それだけ言って殿下は食堂から出ていった。私に何も言わせずに。


数か月お茶もせず、ほとんど会話もなく、それどころか顔を会わせることもほとんどなかった。でも、殿下にも声をかけるべきだった。自分がうかつだった。


その後、出された食事の味を感じることなく、ほとんど喉を通らなかった。残してしまうことに罪悪感を感じるが、どうしても食べることができなかった。


ごちそうさまでした、と手を合わせて食堂を去る私を、給仕してくれた従者たちは沈痛な面持ちで見送っていた。


マリーが手紙を出して帰ってくると、真っ暗な部屋に私がうずくまっているのをみて悲鳴を上げそうになった。しかし、泣いているのがわかると、そっと背中から包み込んでくれた。


私はマリーに先ほどあったことを伝えた。しゃべっている間に涙があふれてくる。それを聞いているマリーも一緒に泣いていた。


「なんでマリーが泣いているの?私のせい?ごめんなさい」


「いえ、エマ様のせいではありません。あまりにもダレル殿下の振る舞いがよくないことに怒っています。ダレル殿下はこれまで、休日のお誘いどころか食事のお誘い、いいえ毎日のティータイムすらお姿を見せておりません。そんな殿下の許可を取る必要はありません。それに、お誘いしたのは私です。罰せられるなら私です」


「マリーは悪くない!」


私は思わず大声を出した。


「そう言っていただけると嬉しいです。つまり、エマ様は気にすることはありません。このことは国王皇后両陛下にお伝えいたします。もっとも、どこまで聞いていただけるかはわかりませんが」


マリーは私を安心させるように、もう一度抱きしめてくれた。


その後、湯あみを手伝ってもらい、ベッドで添い寝までしてくれた。マリーが隣にいることで安心し、すぐに眠りにつくことができた。


少し気持ちを切り替えることができた私は再び勉強に打ち込むことができた。


マリーは皇后陛下に直接面会を取り付け、これまでのダレル殿下の様子について直談判してくれたらしい。一歩間違えれば直子であるダレル殿下に苦言を呈する侍女の口封じなど簡単に行えそうだが、皇后陛下は真摯にマリーの言葉に耳を傾けてくれたらしい。お心の広いお方だ、と改めて尊敬する。

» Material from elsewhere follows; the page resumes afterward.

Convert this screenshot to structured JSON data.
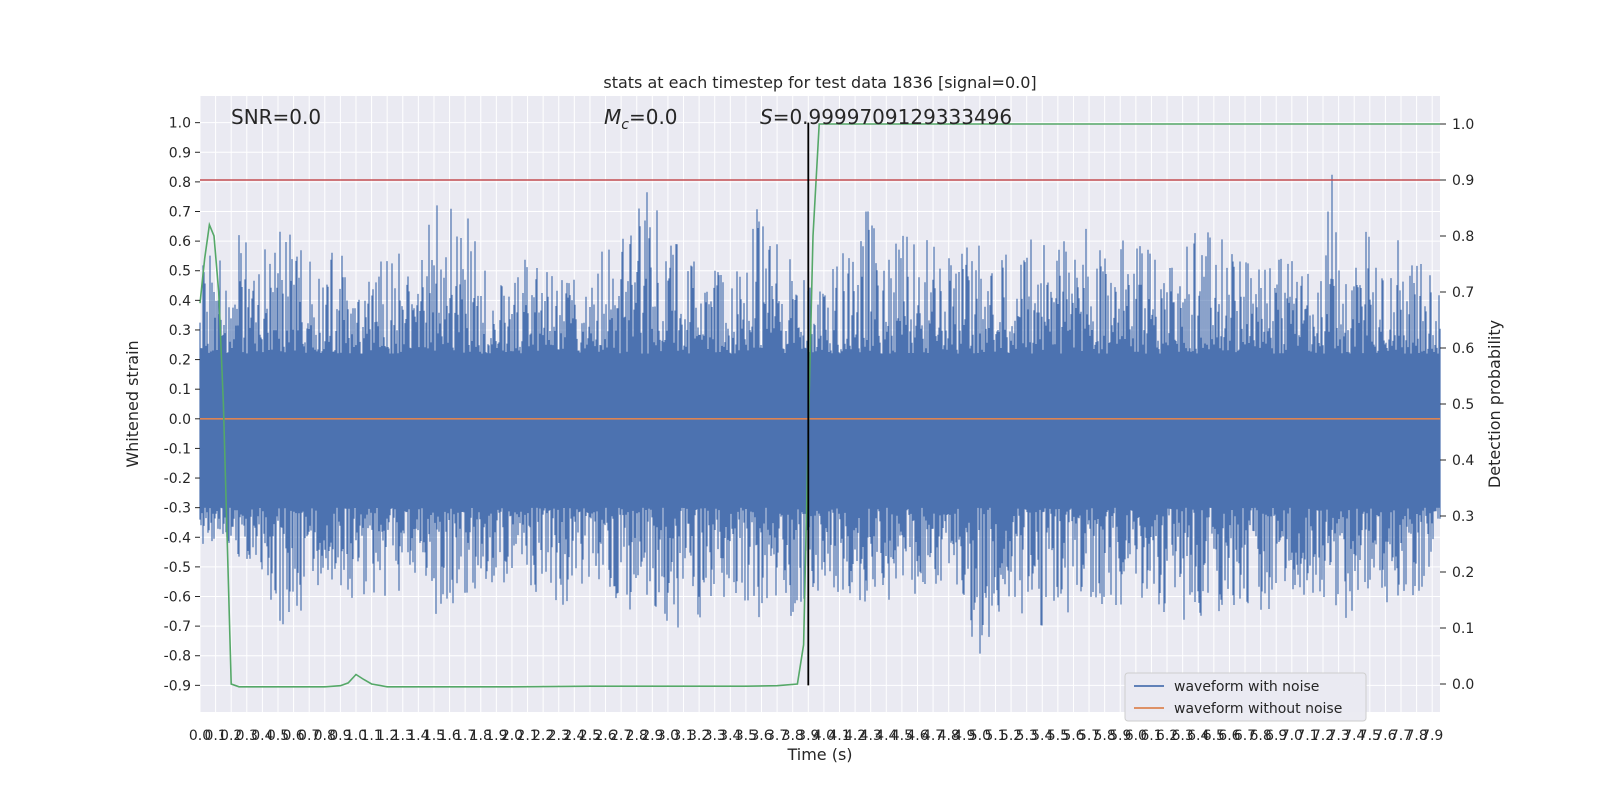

「皇后陛下は2年間、ダレル殿下に尽くしなさい、とおっしゃったのね?」


「はい。私はもう耐えれません、と訴えたのですが、頑なでした。皇后陛下にとっても大事な一人息子ですから大事にしたいのはわかるのですが・・・」


「うーん」


私は皇后陛下の言葉の意味を考えた。皇后陛下の言葉には何か意味があると思う。少なくとも、我が子可愛さ、ではないと思うのだ。しかし、いくら考えてもその答えは出なかった。


「とりあえず、2年間はダレル殿下に尽くします」


「正気ですか?エマ様」


「ええ。高位貴族の中には寵愛を受けない妻、というのも存在すると聞いています。それでも妻として果たすべき役割はあるでしょう。あるいは私を試しているのかもしれません」


「・・・エマ様がそうおっしゃられるなら。ですが、お辛いときはいつでもおっしゃってください。私はエマ様専属侍女です。仮にエマ様が王宮から去られる日が来ても、私はエマ様に付いていきますので」


「そこまでしなくてもいいよ。私が王宮から去るときは貴族籍から抜けるとき。きっとマリーを雇うお金はないわ。寂しいけど」


「ならば、その時のために今、お勉強しないといけませんね」


「・・・?」


「今はわからなくても結構です。が、勉強を疎かにしてはいけません。必ず役立ちますから」


最後のマリーの言葉はわからなかったが、私にできることは勉強をすること。そして将来、この国を支えることだ。